What’s new in 2019?
Nowadays, the most significant impact on the Indian industry is anything that happens in the US, more so, since most Indian majors have more than 50% revenue dependence on that market.
Trend 1: 2017-18 saw most of these companies build a very differentiated portfolio that included biosimilars, complex generics and differentiated formulations. The existing volatility around the ACA (Affordable Care Act) can mean that hundreds of thousands of Americans could lose their healthcare cover. If this happens, the FDA will look for ways to increase generic penetration and that would be big opportunity for Indian manufacturers.
Trend 2: Another mega trend could be the entry of ‘non-traditional’ players into healthcare. Amazon which is all set to become everything from an employer insurance aggregator to the next generation retailer to a global healthcare logistics specialist will probably disrupt almost every stakeholder in the healthcare arena today. Amazon’s interest spreads from primary care (tele-medicine) to healthcare at home services. The quicker Indian pharma learns to partner with such ‘non-traditional’ players, the better for them. What will be interesting to observe is will this relegate pharma to mere low-cost manufacturers instead of ‘patient care providers’ as they fancy themselves to be?
Trend 3: Increased power in the hands of patients is likely to upset a lot of current equations. Very vigilant healthcare media reporting has done well to harness patient power in some cases in India (J&J hip implants and Fortis dengue overcharge case). As patients and caregivers become more aware, pressure on the government and regulators will increase. How this plays out on pharma margins will be interesting to observe.
What about digital?
Some pharma companies have advanced capabilities of digitized process (manufacturing, quality, supply chain etc) but very few companies have actually appreciated the importance of digital technology in customer engagement. Pharma is traditionally a very product-oriented industry and therefore it is natural that it would embrace new technology into improving existing processes.
Therefore, companies are looking at how technology can help it to reduce inefficiencies in processes that are internal to the organization and I would think that internal digitization is definitely more widespread than its use externally (to engage customers / provide great experiences). Pharma still thinks of revenue as a product of volume and price. It hasn’t appreciated the possibilities of creating new service streams that patients would appreciate, value and pay for.
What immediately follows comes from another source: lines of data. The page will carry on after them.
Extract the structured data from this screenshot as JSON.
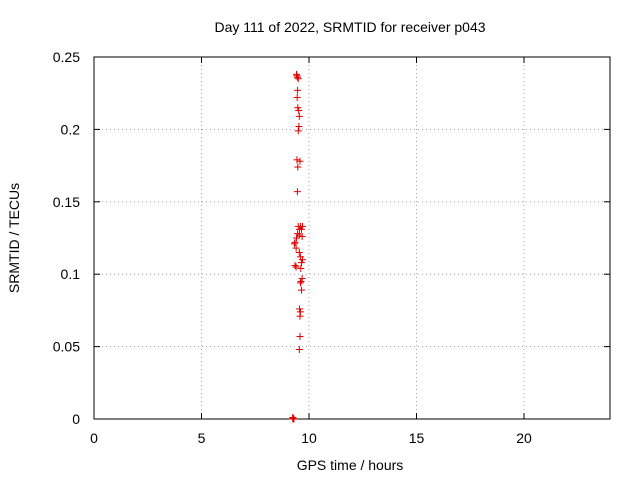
{
  "chart_data": {
    "type": "scatter",
    "title": "Day 111 of 2022, SRMTID for receiver p043",
    "xlabel": "GPS time / hours",
    "ylabel": "SRMTID / TECUs",
    "xlim": [
      0,
      24
    ],
    "ylim": [
      0,
      0.25
    ],
    "xticks": [
      0,
      5,
      10,
      15,
      20
    ],
    "yticks": [
      0,
      0.05,
      0.1,
      0.15,
      0.2,
      0.25
    ],
    "xtick_labels": [
      "0",
      "5",
      "10",
      "15",
      "20"
    ],
    "ytick_labels": [
      "0",
      "0.05",
      "0.1",
      "0.15",
      "0.2",
      "0.25"
    ],
    "grid": true,
    "marker": "+",
    "color": "#e00000",
    "points": [
      {
        "x": 9.42,
        "y": 0.238
      },
      {
        "x": 9.46,
        "y": 0.236
      },
      {
        "x": 9.5,
        "y": 0.235
      },
      {
        "x": 9.44,
        "y": 0.237
      },
      {
        "x": 9.47,
        "y": 0.227
      },
      {
        "x": 9.45,
        "y": 0.222
      },
      {
        "x": 9.48,
        "y": 0.215
      },
      {
        "x": 9.52,
        "y": 0.213
      },
      {
        "x": 9.55,
        "y": 0.209
      },
      {
        "x": 9.53,
        "y": 0.202
      },
      {
        "x": 9.5,
        "y": 0.199
      },
      {
        "x": 9.44,
        "y": 0.179
      },
      {
        "x": 9.58,
        "y": 0.178
      },
      {
        "x": 9.48,
        "y": 0.174
      },
      {
        "x": 9.46,
        "y": 0.157
      },
      {
        "x": 9.5,
        "y": 0.133
      },
      {
        "x": 9.6,
        "y": 0.133
      },
      {
        "x": 9.7,
        "y": 0.133
      },
      {
        "x": 9.56,
        "y": 0.131
      },
      {
        "x": 9.65,
        "y": 0.131
      },
      {
        "x": 9.47,
        "y": 0.128
      },
      {
        "x": 9.55,
        "y": 0.127
      },
      {
        "x": 9.68,
        "y": 0.126
      },
      {
        "x": 9.42,
        "y": 0.125
      },
      {
        "x": 9.35,
        "y": 0.122
      },
      {
        "x": 9.32,
        "y": 0.121
      },
      {
        "x": 9.4,
        "y": 0.118
      },
      {
        "x": 9.55,
        "y": 0.115
      },
      {
        "x": 9.6,
        "y": 0.112
      },
      {
        "x": 9.7,
        "y": 0.11
      },
      {
        "x": 9.65,
        "y": 0.108
      },
      {
        "x": 9.35,
        "y": 0.106
      },
      {
        "x": 9.4,
        "y": 0.105
      },
      {
        "x": 9.62,
        "y": 0.104
      },
      {
        "x": 9.68,
        "y": 0.097
      },
      {
        "x": 9.63,
        "y": 0.095
      },
      {
        "x": 9.6,
        "y": 0.094
      },
      {
        "x": 9.65,
        "y": 0.089
      },
      {
        "x": 9.56,
        "y": 0.076
      },
      {
        "x": 9.6,
        "y": 0.074
      },
      {
        "x": 9.58,
        "y": 0.071
      },
      {
        "x": 9.58,
        "y": 0.057
      },
      {
        "x": 9.55,
        "y": 0.048
      },
      {
        "x": 9.24,
        "y": 0.001
      },
      {
        "x": 9.27,
        "y": 0.0005
      },
      {
        "x": 9.3,
        "y": 0.0
      },
      {
        "x": 9.25,
        "y": 0.0
      }
    ]
  }
}
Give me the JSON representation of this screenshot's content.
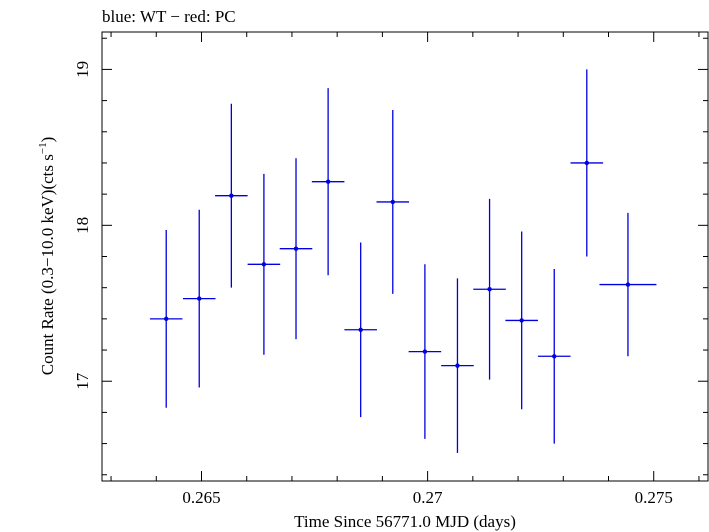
{
  "chart_data": {
    "type": "scatter",
    "title": "blue: WT − red: PC",
    "xlabel": "Time Since 56771.0 MJD (days)",
    "ylabel_main": "Count Rate (0.3−10.0 keV)(cts s",
    "ylabel_sup": "−1",
    "ylabel_close": ")",
    "xlim": [
      0.2628,
      0.2762
    ],
    "ylim": [
      16.36,
      19.24
    ],
    "xticks": [
      0.265,
      0.27,
      0.275
    ],
    "xtick_labels": [
      "0.265",
      "0.27",
      "0.275"
    ],
    "yticks": [
      17,
      18,
      19
    ],
    "ytick_labels": [
      "17",
      "18",
      "19"
    ],
    "series_color": "#0000e0",
    "series": [
      {
        "points": [
          {
            "x": 0.26422,
            "xerr": 0.00036,
            "y": 17.4,
            "yerr": 0.57
          },
          {
            "x": 0.26495,
            "xerr": 0.00036,
            "y": 17.53,
            "yerr": 0.57
          },
          {
            "x": 0.26566,
            "xerr": 0.00036,
            "y": 18.19,
            "yerr": 0.59
          },
          {
            "x": 0.26638,
            "xerr": 0.00036,
            "y": 17.75,
            "yerr": 0.58
          },
          {
            "x": 0.26709,
            "xerr": 0.00036,
            "y": 17.85,
            "yerr": 0.58
          },
          {
            "x": 0.2678,
            "xerr": 0.00036,
            "y": 18.28,
            "yerr": 0.6
          },
          {
            "x": 0.26852,
            "xerr": 0.00036,
            "y": 17.33,
            "yerr": 0.56
          },
          {
            "x": 0.26923,
            "xerr": 0.00036,
            "y": 18.15,
            "yerr": 0.59
          },
          {
            "x": 0.26994,
            "xerr": 0.00036,
            "y": 17.19,
            "yerr": 0.56
          },
          {
            "x": 0.27066,
            "xerr": 0.00036,
            "y": 17.1,
            "yerr": 0.56
          },
          {
            "x": 0.27137,
            "xerr": 0.00036,
            "y": 17.59,
            "yerr": 0.58
          },
          {
            "x": 0.27208,
            "xerr": 0.00036,
            "y": 17.39,
            "yerr": 0.57
          },
          {
            "x": 0.2728,
            "xerr": 0.00036,
            "y": 17.16,
            "yerr": 0.56
          },
          {
            "x": 0.27352,
            "xerr": 0.00036,
            "y": 18.4,
            "yerr": 0.6
          },
          {
            "x": 0.27443,
            "xerr": 0.00063,
            "y": 17.62,
            "yerr": 0.46
          }
        ]
      }
    ]
  }
}
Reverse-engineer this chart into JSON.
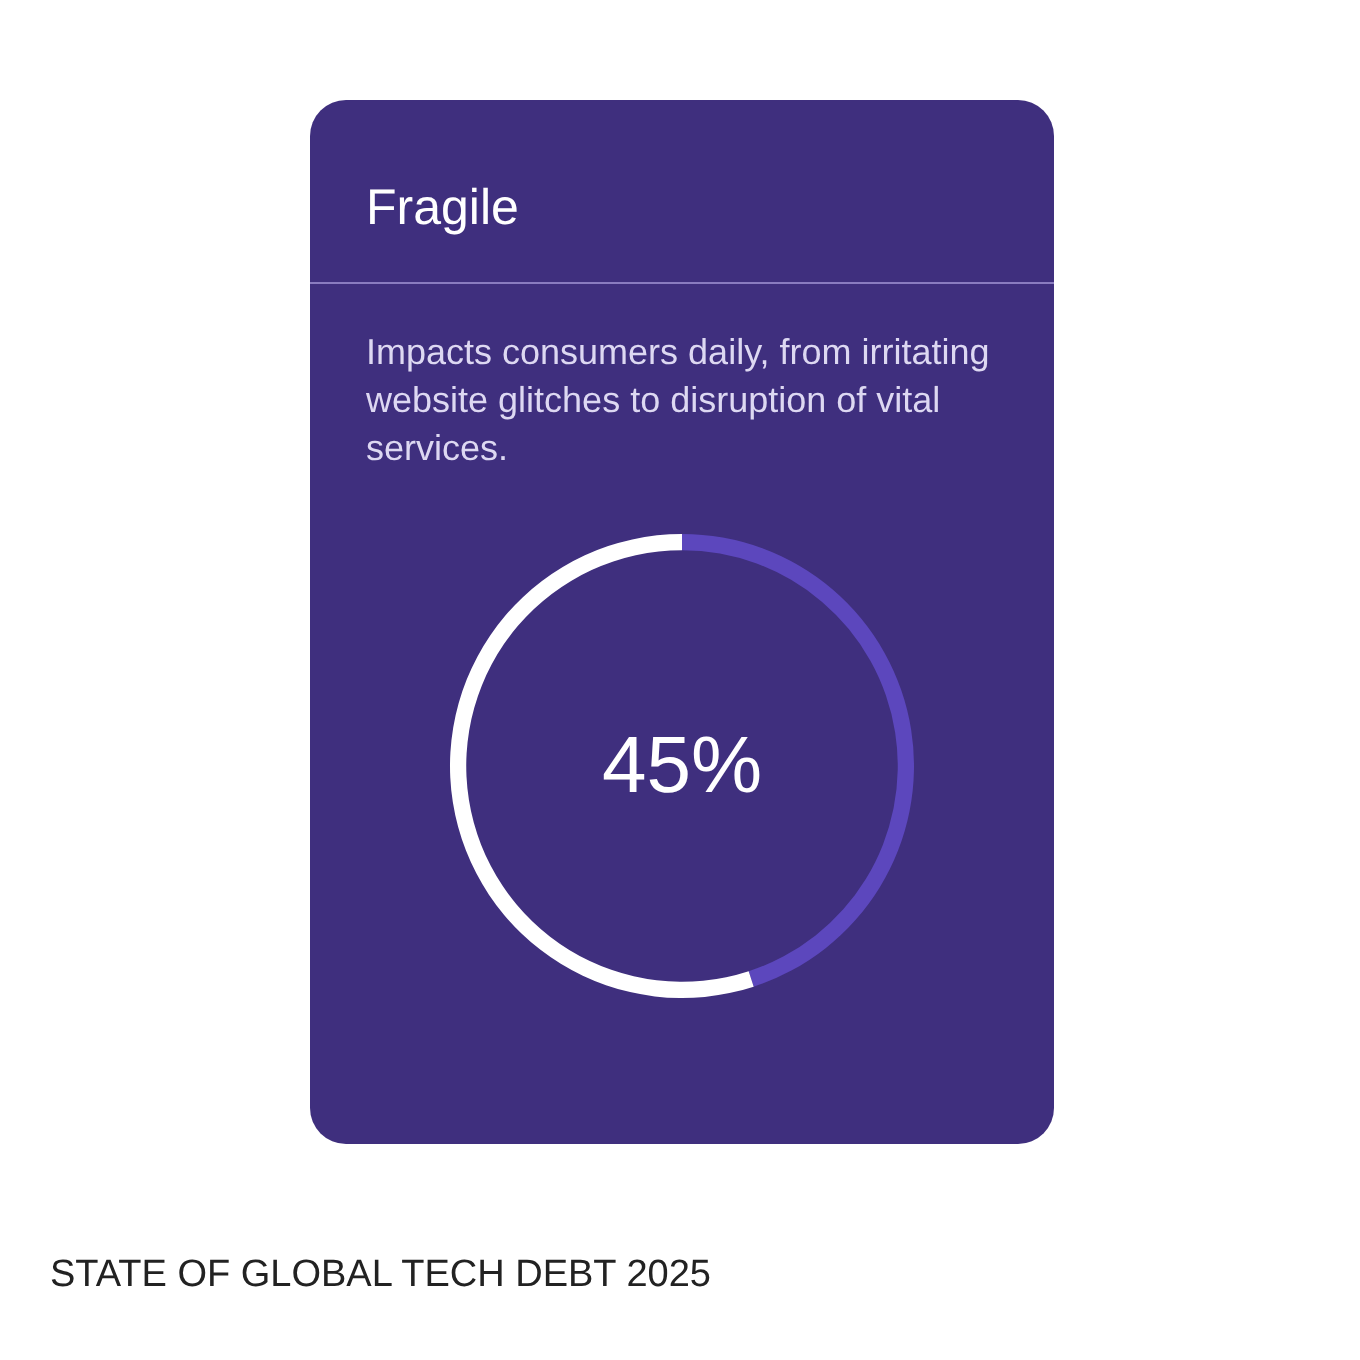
{
  "chart_data": {
    "type": "donut",
    "title": "Fragile",
    "subtitle": "Impacts consumers daily, from irritating website glitches to disruption of vital services.",
    "categories": [
      null,
      null
    ],
    "values": [
      45,
      55
    ],
    "colors": [
      "#5c47bd",
      "#ffffff"
    ],
    "value_labels": [
      "45%",
      null
    ],
    "legend": false,
    "annotations": [
      "STATE OF GLOBAL TECH DEBT 2025"
    ]
  }
}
This is the ‘white space’ that is being rapidly occupied by healthcare start-ups with billions of venture capital (VC) dollars flowing in.
A bit of shift in thought process is needed for pharma to apply digital technology externally to compete or reclaim that space.
Year of the Elections
On the political front I wouldn’t expect too much change with the general elections 6 months away. I think the govt has created enough political plank using healthcare and will tout it (PMJAY, reduction in prices of drugs and devices, hospital costs of surgeries getting reduced, implant patients being compensated etc.). Traditionally in India, healthcare (or education) has never been an electoral plank and politician understand that announcement of sops, loan waivers, direct cash transfers (DCT) etc will work more for the immediate term than announcements that will take a few years to materialize.
In a nation that depends solely on votebank politics, it is unlikely that any populist measure will ever be withdrawn. Drawing an analogy from the MNREGS scheme, even if the NDA doesn’t return to power, it is unlikely that a new govt will withdraw a scheme that has been touted to provide healthcare cover to 50 crore Indians. One may expect tweaks and small changes, but I believe the scheme will stay.
In the domestic arena on the M&A front I would expect a lot of more niche alliances. Niche alliances aren’t very expensive and offer the opportunity to buy differentiated and complex products at relatively cheap prices. However the odd large deal cannot be ruled out if the US market opens up in the way Indian majors expect it to. In a market where no one can ever challenge the need for patent-induced monopolies that are the sole reason for high medicine prices, I believe there will be a greater urgency to introduce generics as a compensatory mechanism. This augurs well for Indian pharma companies – both large and small.
Do you think 2019 will be more of the same for pharma?